There are so many ways Max could be written as a tragic character, but in the end, hers is a joyful journey —
And it was very purposeful and intentional to go about it that way. I think Black and queer people are often reduced to their trauma. That’s all people are looking for, especially in stories set during the 1940s. But it was important for us to highlight what it is to have Black joy, especially in this period, and to see all these different forms of Black love.
There’s a clear effort in the show to put the white women and the women of color on equal footing. To that end, did you have input regarding your character’s arc?

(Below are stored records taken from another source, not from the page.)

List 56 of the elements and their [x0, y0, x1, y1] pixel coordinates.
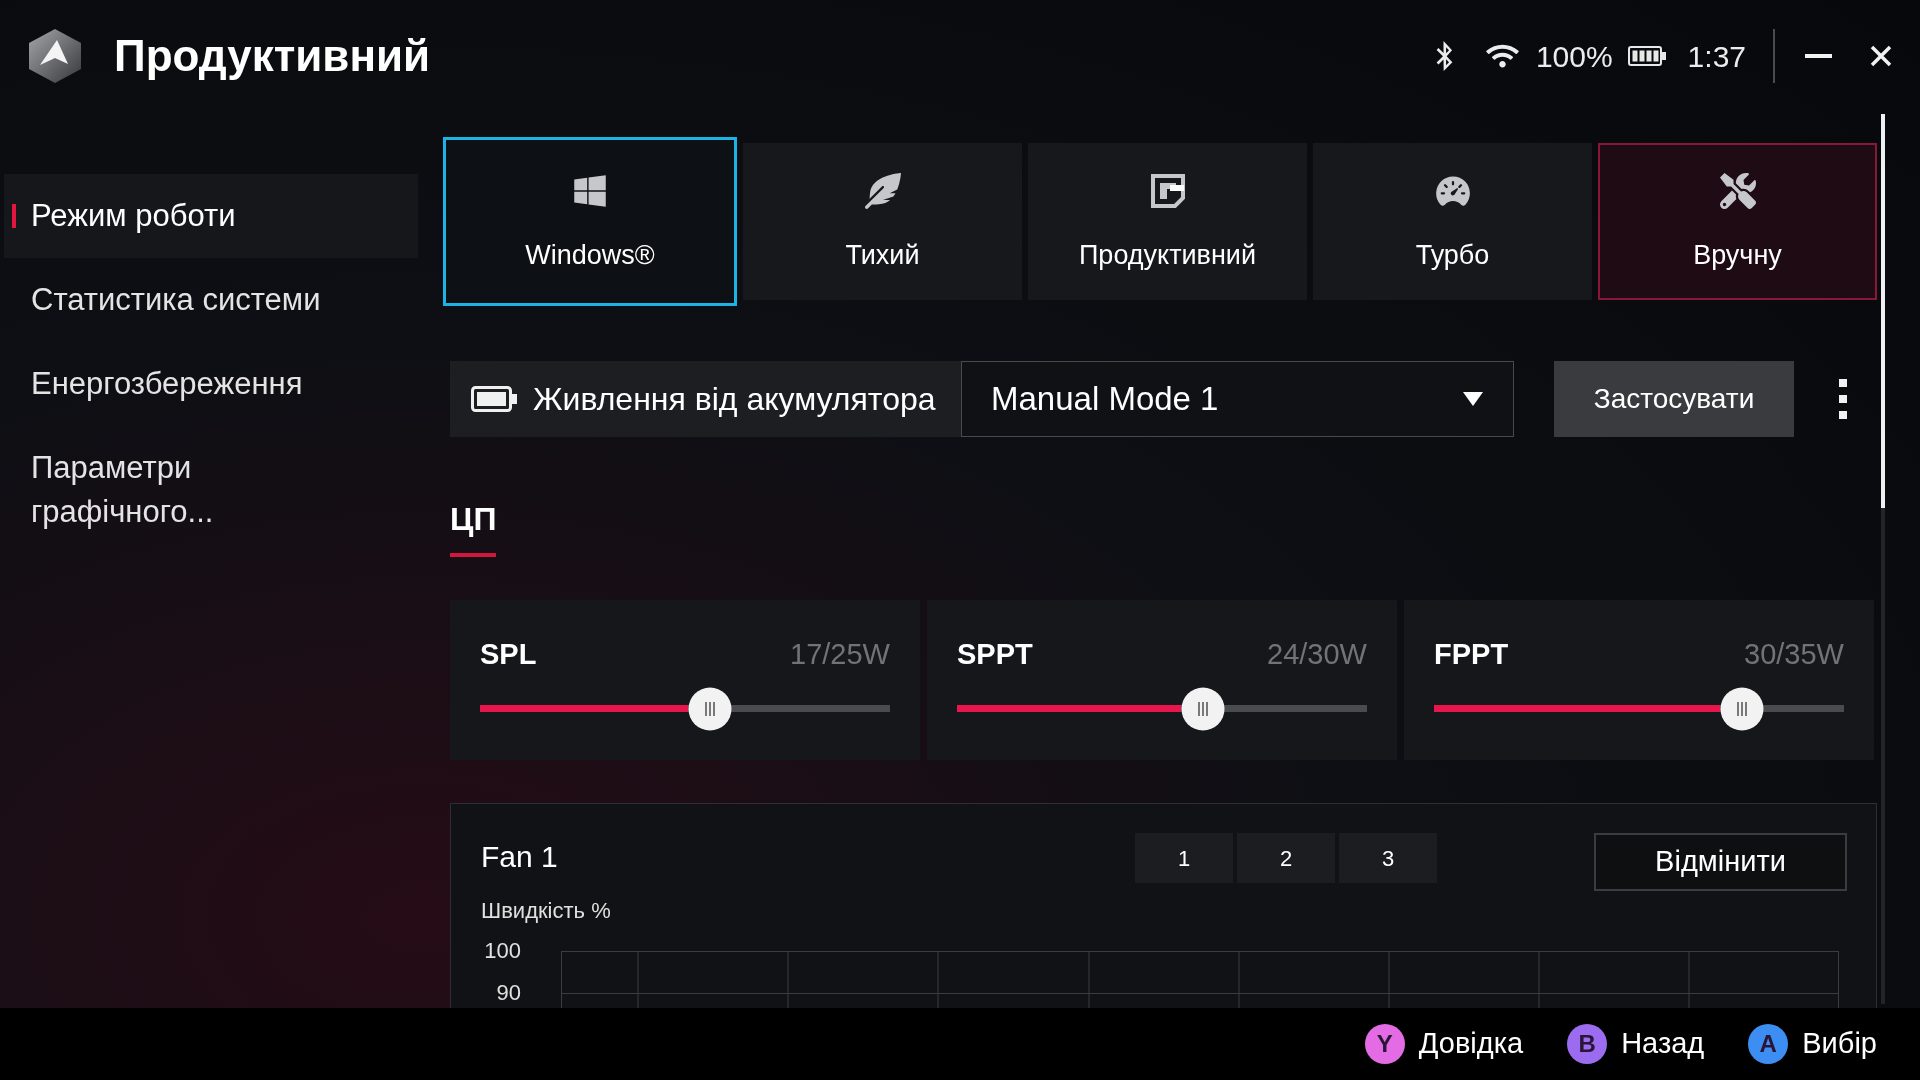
controller-key: Y — [1364, 1024, 1405, 1064]
limit-name: SPL — [480, 637, 537, 673]
sidebar-item[interactable]: Енергозбереження — [4, 342, 418, 426]
axis-tick-label: 90 — [495, 979, 521, 1007]
reset-button[interactable]: Відмінити — [1594, 833, 1847, 891]
kebab-menu-icon — [1838, 379, 1848, 419]
fan-tab[interactable]: 1 — [1135, 833, 1233, 883]
axis-tick-label: 100 — [483, 937, 521, 965]
power-source-label: Живлення від акумулятора — [533, 380, 936, 419]
close-icon — [1870, 45, 1892, 67]
slider-thumb[interactable] — [1719, 687, 1764, 731]
caret-icon — [1463, 392, 1483, 406]
apply-button[interactable]: Застосувати — [1554, 361, 1794, 437]
scrollbar-thumb[interactable] — [1881, 114, 1885, 508]
fan-tab[interactable]: 3 — [1339, 833, 1437, 883]
mode-tile[interactable]: Тихий — [743, 143, 1022, 300]
limit-name: FPPT — [1434, 637, 1509, 673]
hexagon-logo-icon — [28, 28, 82, 84]
controller-key: A — [1748, 1024, 1789, 1064]
mode-tile[interactable]: Турбо — [1313, 143, 1592, 300]
limit-reading: 30/35W — [1744, 637, 1844, 673]
sidebar-item[interactable]: Статистика системи — [4, 258, 418, 342]
battery-percent: 100% — [1535, 38, 1613, 75]
mode-tile[interactable]: Windows® — [443, 137, 737, 306]
controller-hint[interactable]: B Назад — [1567, 1022, 1705, 1066]
limit-reading: 24/30W — [1267, 637, 1367, 673]
mode-tile[interactable]: Продуктивний — [1028, 143, 1307, 300]
axis-title: Швидкість % — [481, 897, 611, 925]
limit-reading: 17/25W — [790, 637, 890, 673]
close-button[interactable] — [1870, 45, 1892, 67]
battery-icon — [471, 386, 517, 412]
mode-tile[interactable]: Вручну — [1598, 143, 1877, 300]
app-title: Продуктивний — [114, 30, 431, 82]
limit-name: SPPT — [957, 637, 1033, 673]
bluetooth-icon — [1434, 41, 1454, 71]
profile-dropdown[interactable]: Manual Mode 1 — [961, 361, 1514, 437]
battery-icon — [1627, 46, 1666, 66]
controller-hint[interactable]: A Вибір — [1748, 1022, 1877, 1066]
clock-time: 1:37 — [1687, 38, 1746, 75]
slider-thumb[interactable] — [687, 687, 732, 731]
fan-title: Fan 1 — [481, 839, 558, 875]
fan-tab[interactable]: 2 — [1237, 833, 1335, 883]
feather-icon — [864, 172, 901, 209]
minimize-icon — [1805, 54, 1832, 58]
section-tab[interactable]: ЦП — [450, 499, 497, 557]
slider-thumb[interactable] — [1181, 687, 1225, 731]
more-options-button[interactable] — [1838, 379, 1848, 419]
window-panes-icon — [572, 172, 608, 209]
wifi-icon — [1485, 43, 1519, 69]
sidebar-item[interactable]: Режим роботи — [4, 174, 418, 258]
controller-hint[interactable]: Y Довідка — [1364, 1022, 1524, 1066]
sidebar-item[interactable]: Параметри графічного... — [4, 426, 418, 554]
tools-icon — [1719, 172, 1756, 209]
controller-key: B — [1567, 1024, 1608, 1064]
selection-indicator — [12, 204, 16, 228]
frame-icon — [1149, 172, 1186, 209]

This was the most inclusive show I’ve ever worked on. I’ve never had producers call me and ask for my input on the character, or ask me about where I think the character should go. I’m not a writer, but they asked me to come into the writers’ room so that they could show me where they were with the character and ask for my input. If there was something that I didn’t like or something that I thought we could expand on more, they encouraged me to use my voice throughout the whole experience.
Was there anything you added to the character that you’re most proud of?
What I’m most proud of doesn’t revolve around my character; it actually revolves around my character’s father. In one of my initial meetings with the co-showrunners, Will Graham and Abbi, I brought up the fact that I had a queer uncle who was a Black gay man in the 1940s. He was my grandmother’s brother, and he was estranged from our family. We did not know him at all. I’d never met him. Because of the lifestyle that he lived — and he was an openly gay man — he moved to San Francisco, and he didn’t really have a lot of contact with the family. His name was Edgar, and as a way to honor him, they renamed Max’s father Edgar. And it was really special. It means a lot to my family that we get to honor his legacy in some way.